Not wanting to sidetrack the McMurchy/MacMurchy post...
viewtopic.php?f=60&t=14227&p=124321#p124321
..., it’s just dawned on me that Shona’s remark about illicit whisky must have influenced my McArthur bakers and butchers in Campbeltown at the time. Wonder if there is a list somewhere of names of illicit manufacturers ? I'd like to find one in my family... lol !
http://www.celticmalts.com/journal.asp? ... chy=10/4/9
The whisky was disposed of throughout the bordering highland areas, which "brought profit to a few individuals ... but was ruinous to the community". The parish minister advocated a duty so punitive that it would amount to a prohibition, and he commented on the situation: "When a man may get an English pint of potent spirits or, in other words, get completely drunk for 2d. or 3d. many will not be sober".

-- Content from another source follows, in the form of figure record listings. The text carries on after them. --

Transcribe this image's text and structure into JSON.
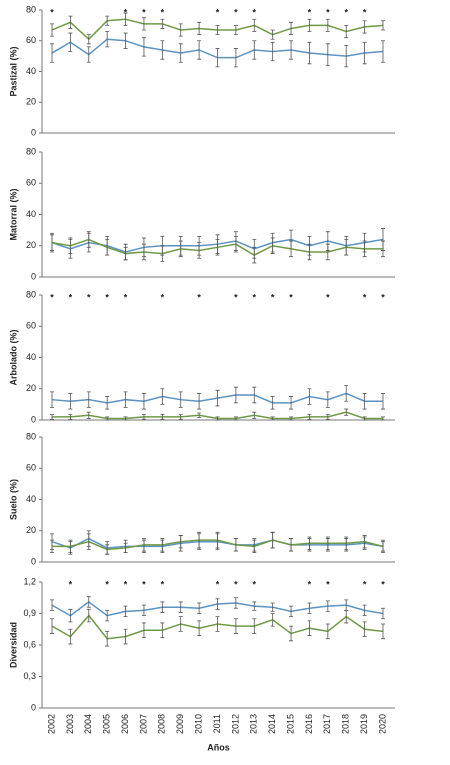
{
  "chart_data": [
    {
      "type": "line",
      "ylabel": "Pastizal (%)",
      "ylim": [
        0,
        80
      ],
      "yticks": [
        0,
        20,
        40,
        60,
        80
      ],
      "marker": "*",
      "significant": [
        "2002",
        "2006",
        "2007",
        "2008",
        "2011",
        "2012",
        "2013",
        "2016",
        "2017",
        "2018",
        "2019"
      ],
      "series": [
        {
          "color": "#6f9a45",
          "values": [
            67,
            72,
            61,
            73,
            74,
            71,
            71,
            67,
            68,
            67,
            67,
            70,
            64,
            68,
            70,
            70,
            66,
            69,
            70
          ],
          "errors": [
            4,
            4,
            3,
            3,
            4,
            4,
            3,
            4,
            4,
            3,
            3,
            4,
            3,
            4,
            4,
            4,
            4,
            4,
            3
          ]
        },
        {
          "color": "#5b93c2",
          "values": [
            52,
            59,
            51,
            61,
            60,
            56,
            54,
            52,
            54,
            49,
            49,
            54,
            53,
            54,
            52,
            51,
            50,
            52,
            53
          ],
          "errors": [
            6,
            6,
            5,
            5,
            5,
            6,
            6,
            6,
            6,
            6,
            6,
            6,
            6,
            6,
            7,
            7,
            7,
            7,
            7
          ]
        }
      ]
    },
    {
      "type": "line",
      "ylabel": "Matorral (%)",
      "ylim": [
        0,
        80
      ],
      "yticks": [
        0,
        20,
        40,
        60,
        80
      ],
      "series": [
        {
          "color": "#5b93c2",
          "values": [
            22,
            18,
            22,
            20,
            16,
            19,
            20,
            20,
            20,
            21,
            23,
            18,
            22,
            24,
            20,
            23,
            20,
            22,
            24
          ],
          "errors": [
            6,
            6,
            6,
            6,
            5,
            6,
            6,
            6,
            6,
            6,
            6,
            6,
            6,
            6,
            6,
            6,
            6,
            6,
            7
          ]
        },
        {
          "color": "#6f9a45",
          "values": [
            22,
            20,
            24,
            19,
            15,
            16,
            15,
            18,
            17,
            19,
            21,
            14,
            20,
            18,
            16,
            16,
            19,
            18,
            18
          ],
          "errors": [
            5,
            5,
            5,
            5,
            4,
            5,
            5,
            5,
            5,
            5,
            5,
            5,
            5,
            5,
            5,
            5,
            5,
            5,
            5
          ]
        }
      ]
    },
    {
      "type": "line",
      "ylabel": "Arbolado (%)",
      "ylim": [
        0,
        80
      ],
      "yticks": [
        0,
        20,
        40,
        60,
        80
      ],
      "marker": "*",
      "significant": [
        "2002",
        "2003",
        "2004",
        "2005",
        "2006",
        "2008",
        "2010",
        "2012",
        "2013",
        "2014",
        "2015",
        "2017",
        "2019",
        "2020"
      ],
      "series": [
        {
          "color": "#5b93c2",
          "values": [
            13,
            12,
            13,
            11,
            13,
            12,
            15,
            13,
            12,
            14,
            16,
            16,
            11,
            11,
            15,
            13,
            17,
            12,
            12
          ],
          "errors": [
            5,
            5,
            5,
            4,
            5,
            5,
            5,
            5,
            5,
            5,
            5,
            5,
            4,
            4,
            5,
            5,
            5,
            5,
            5
          ]
        },
        {
          "color": "#6f9a45",
          "values": [
            2,
            2,
            3,
            1,
            1,
            2,
            2,
            2,
            3,
            1,
            1,
            3,
            1,
            1,
            2,
            2,
            5,
            1,
            1
          ],
          "errors": [
            1.5,
            1.5,
            2,
            1,
            1,
            1.5,
            1.5,
            1.5,
            1.5,
            1,
            1,
            2,
            1,
            1,
            1.5,
            1.5,
            2,
            1,
            1
          ]
        }
      ]
    },
    {
      "type": "line",
      "ylabel": "Suelo (%)",
      "ylim": [
        0,
        80
      ],
      "yticks": [
        0,
        20,
        40,
        60,
        80
      ],
      "series": [
        {
          "color": "#5b93c2",
          "values": [
            13,
            9,
            15,
            9,
            10,
            10,
            10,
            12,
            13,
            13,
            11,
            11,
            14,
            11,
            11,
            11,
            11,
            12,
            10
          ],
          "errors": [
            5,
            4,
            5,
            4,
            4,
            4,
            4,
            5,
            5,
            5,
            4,
            4,
            5,
            4,
            4,
            4,
            4,
            4,
            4
          ]
        },
        {
          "color": "#6f9a45",
          "values": [
            10,
            10,
            13,
            8,
            9,
            11,
            11,
            13,
            14,
            14,
            11,
            10,
            14,
            11,
            12,
            12,
            12,
            13,
            10
          ],
          "errors": [
            4,
            4,
            5,
            3,
            3,
            4,
            4,
            4,
            5,
            5,
            4,
            4,
            5,
            4,
            4,
            4,
            4,
            4,
            3
          ]
        }
      ]
    },
    {
      "type": "line",
      "ylabel": "Diversidad",
      "xlabel": "Años",
      "ylim": [
        0,
        1.2
      ],
      "yticks": [
        0,
        {
          "value": 0.3,
          "label": "0,3"
        },
        {
          "value": 0.6,
          "label": "0,6"
        },
        {
          "value": 0.9,
          "label": "0,9"
        },
        {
          "value": 1.2,
          "label": "1,2"
        }
      ],
      "marker": "*",
      "significant": [
        "2003",
        "2005",
        "2006",
        "2007",
        "2008",
        "2011",
        "2012",
        "2013",
        "2016",
        "2017",
        "2019",
        "2020"
      ],
      "categories": [
        "2002",
        "2003",
        "2004",
        "2005",
        "2006",
        "2007",
        "2008",
        "2009",
        "2010",
        "2011",
        "2012",
        "2013",
        "2014",
        "2015",
        "2016",
        "2017",
        "2018",
        "2019",
        "2020"
      ],
      "series": [
        {
          "color": "#5b93c2",
          "values": [
            0.98,
            0.88,
            1.01,
            0.88,
            0.92,
            0.93,
            0.96,
            0.96,
            0.95,
            0.99,
            1.0,
            0.97,
            0.96,
            0.92,
            0.95,
            0.97,
            0.98,
            0.93,
            0.9
          ],
          "errors": [
            0.05,
            0.06,
            0.05,
            0.05,
            0.05,
            0.05,
            0.05,
            0.05,
            0.05,
            0.05,
            0.05,
            0.04,
            0.04,
            0.05,
            0.05,
            0.05,
            0.05,
            0.05,
            0.05
          ]
        },
        {
          "color": "#6f9a45",
          "values": [
            0.78,
            0.68,
            0.88,
            0.66,
            0.68,
            0.74,
            0.74,
            0.8,
            0.76,
            0.8,
            0.78,
            0.78,
            0.84,
            0.71,
            0.76,
            0.73,
            0.87,
            0.75,
            0.73
          ],
          "errors": [
            0.07,
            0.07,
            0.06,
            0.07,
            0.07,
            0.07,
            0.07,
            0.07,
            0.07,
            0.07,
            0.07,
            0.07,
            0.06,
            0.07,
            0.07,
            0.07,
            0.06,
            0.07,
            0.07
          ]
        }
      ]
    }
  ]
}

There were other disadvantages arising from distilling in the Campbeltown area, and elsewhere in Argyll. Recurrent scarcities of grain were troublesome: for example, Pennant (A Tour of Scotland and the Western Isles, 1772) noted that despite the quantity of bere raised, there was a dearth, the inhabitants of Kintyre "being mad enough to convert their bread into poison", distilling annually six thousand bolls of grain into whisky. In 1782-3 the harvest failed and acute distress was caused among the poor of the burgh of Campbeltown. The Commissioner of Supply took steps to forbid the making of whisky, at the same time ordering all private stills throughout Argyll to be confiscated. The distilling of whisky was again prohibited from 1795 to 1797 owing to grain shortages occasioned by the Napoleonic Wars. In 1812, there was another dearth of grain in Argyll. At that time, it was estimated that 20,000 bolls were converted annually into whisky in the country, of which over 50 per cent was being made illicitly in Kintyre, and 30 per cent in Campbeltown alone.